Regardless of income level, higher prices would turn off shoppers such as Porche Hughes, 39, who says she shops at Shein regularly because it’s a lot cheaper than other stores for products such as rhinestones and nail polish.
She spends between $100 and $150 every quarter on art supplies from Shein, but that would come to a halt if the retailer raises its prices, the Raleigh, North Carolina resident said.
Abrupt Shift
Ending the Section 321 de minimis provision has been on the cards for years, with some U.S. politicians across party lines arguing Chinese e-commerce giants have used it to undercut rivals and erode the U.S. retail industry.
Still, its elimination, as part of Trump’s package of tariffs on China, came faster than expected, leaving postal services, logistics firms and online retailers scrambling.

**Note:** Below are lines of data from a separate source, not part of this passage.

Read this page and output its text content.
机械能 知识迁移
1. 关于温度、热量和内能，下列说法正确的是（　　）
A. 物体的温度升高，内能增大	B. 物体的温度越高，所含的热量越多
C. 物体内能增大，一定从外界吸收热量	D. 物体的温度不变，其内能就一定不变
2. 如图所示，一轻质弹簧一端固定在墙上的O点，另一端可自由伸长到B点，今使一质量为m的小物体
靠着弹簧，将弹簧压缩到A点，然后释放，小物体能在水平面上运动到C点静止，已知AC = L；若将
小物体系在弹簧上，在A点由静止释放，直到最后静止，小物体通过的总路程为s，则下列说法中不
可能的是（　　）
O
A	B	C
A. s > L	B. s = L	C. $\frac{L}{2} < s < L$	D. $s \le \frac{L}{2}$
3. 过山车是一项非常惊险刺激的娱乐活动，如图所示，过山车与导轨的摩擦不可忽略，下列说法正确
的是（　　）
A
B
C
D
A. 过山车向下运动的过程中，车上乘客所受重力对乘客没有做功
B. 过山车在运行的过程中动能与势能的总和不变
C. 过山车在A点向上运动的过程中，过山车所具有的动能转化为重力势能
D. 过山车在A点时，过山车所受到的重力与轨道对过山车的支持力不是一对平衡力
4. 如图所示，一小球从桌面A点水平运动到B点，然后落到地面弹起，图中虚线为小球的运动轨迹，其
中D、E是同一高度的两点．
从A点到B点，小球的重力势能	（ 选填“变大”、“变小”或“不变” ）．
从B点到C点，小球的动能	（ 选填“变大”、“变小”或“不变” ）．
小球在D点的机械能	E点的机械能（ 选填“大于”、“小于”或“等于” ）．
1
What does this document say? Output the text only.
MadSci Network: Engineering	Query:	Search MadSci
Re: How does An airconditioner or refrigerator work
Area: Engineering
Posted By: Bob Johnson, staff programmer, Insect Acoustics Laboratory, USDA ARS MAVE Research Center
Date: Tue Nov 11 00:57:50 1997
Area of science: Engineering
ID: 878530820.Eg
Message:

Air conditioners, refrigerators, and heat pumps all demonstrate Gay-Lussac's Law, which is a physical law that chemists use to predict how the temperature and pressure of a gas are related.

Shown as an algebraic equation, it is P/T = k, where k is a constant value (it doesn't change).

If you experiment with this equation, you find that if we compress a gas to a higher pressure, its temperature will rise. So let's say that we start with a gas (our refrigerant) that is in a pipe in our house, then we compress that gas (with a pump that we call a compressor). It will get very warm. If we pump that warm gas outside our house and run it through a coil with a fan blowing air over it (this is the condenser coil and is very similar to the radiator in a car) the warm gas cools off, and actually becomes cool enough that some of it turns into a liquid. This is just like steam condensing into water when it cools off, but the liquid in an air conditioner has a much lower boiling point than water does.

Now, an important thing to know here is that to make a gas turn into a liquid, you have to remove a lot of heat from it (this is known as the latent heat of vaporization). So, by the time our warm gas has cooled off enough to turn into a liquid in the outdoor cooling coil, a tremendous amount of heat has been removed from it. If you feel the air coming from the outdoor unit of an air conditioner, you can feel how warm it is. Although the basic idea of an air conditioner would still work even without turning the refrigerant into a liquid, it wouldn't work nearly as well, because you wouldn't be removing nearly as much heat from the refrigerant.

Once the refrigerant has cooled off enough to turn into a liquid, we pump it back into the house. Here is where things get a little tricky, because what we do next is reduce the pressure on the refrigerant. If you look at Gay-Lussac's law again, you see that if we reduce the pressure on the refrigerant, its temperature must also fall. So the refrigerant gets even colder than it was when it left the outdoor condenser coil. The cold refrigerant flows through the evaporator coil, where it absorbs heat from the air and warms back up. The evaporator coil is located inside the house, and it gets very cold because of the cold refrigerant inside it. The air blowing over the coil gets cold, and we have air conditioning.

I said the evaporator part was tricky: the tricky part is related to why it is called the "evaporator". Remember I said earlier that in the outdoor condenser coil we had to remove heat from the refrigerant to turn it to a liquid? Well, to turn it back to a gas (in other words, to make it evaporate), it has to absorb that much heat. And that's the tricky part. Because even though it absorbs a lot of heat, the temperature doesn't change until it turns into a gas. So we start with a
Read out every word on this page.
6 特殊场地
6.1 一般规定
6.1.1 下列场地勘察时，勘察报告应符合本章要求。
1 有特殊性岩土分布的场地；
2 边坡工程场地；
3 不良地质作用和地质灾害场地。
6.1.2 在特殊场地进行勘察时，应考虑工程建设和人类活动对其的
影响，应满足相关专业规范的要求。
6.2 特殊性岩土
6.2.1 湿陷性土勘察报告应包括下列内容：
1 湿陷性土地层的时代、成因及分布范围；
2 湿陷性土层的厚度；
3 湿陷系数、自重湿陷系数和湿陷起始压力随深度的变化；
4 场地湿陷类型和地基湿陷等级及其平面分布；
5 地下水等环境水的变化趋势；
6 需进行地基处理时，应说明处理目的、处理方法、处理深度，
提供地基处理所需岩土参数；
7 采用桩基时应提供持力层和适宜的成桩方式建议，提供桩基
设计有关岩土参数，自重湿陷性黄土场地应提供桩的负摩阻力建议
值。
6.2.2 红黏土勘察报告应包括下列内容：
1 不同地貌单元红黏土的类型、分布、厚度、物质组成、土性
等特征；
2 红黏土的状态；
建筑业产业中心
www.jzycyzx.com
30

It will likely hurt profitability for companies like online dollar-store Temu, part of China’s PDD Holdings, and China-founded fast fashion retailer Shein, but will also impact Amazon Haul, a rival direct-from-China platform launched by Amazon in November.
Temu And Shein
Temu and Shein together account for 30% of de minimis shipments to the U.S., according to a 2023 congressional committee report. Both may have to increase their prices to offset the extra cost, industry experts said.
Temu launched in the U.S. in September 2022 and used social-media influencers to tout its merchandise as better value for money than traditional stores, using the slogan “Shop like a billionaire” to advertise its discount pricing.
Both Temu and Shein, which focuses more on clothes but also sells everything from toys to smartphones, attracted millions of Americans bruised by inflation who were already trading down to cheaper alternatives across food, clothing, and entertainment.
Hughes said that if Shein raises its prices, she’ll probably turn to Amazon for her silicone molds, diamond painting kits and other craft items.
“If I’m going to pay higher prices, I at least need to get my items in a timely manner,” Hughes said, referring to Amazon’s speedier shipment.
Direct-from-China purchases typically take up to two weeks to arrive, with shoppers willing to accept the longer wait in exchange for bargain prices.
As well as the prospect of price hikes, shoppers face higher fees to receive goods that were already en route before the shift.
On Tuesday, Clint Reid got a message from delivery company DHL saying that his daughter’s order for $197 of dresses from Shein would be returned to sender if he did not pay an extra $39.07.
That fee included $20.76 in import duties, $1.31 in regulatory charges and $17 in duty tax processing.
Reid is something of an expert in the subject. His St. George, Utah-based company Zonos specializes in calculating duties and taxes, including for outbound packages for the United States Postal Service.
“Americans are finally going to understand what I do for a living after they pay a $17 fee to DHL plus duty just to get an order from China,” Reid said.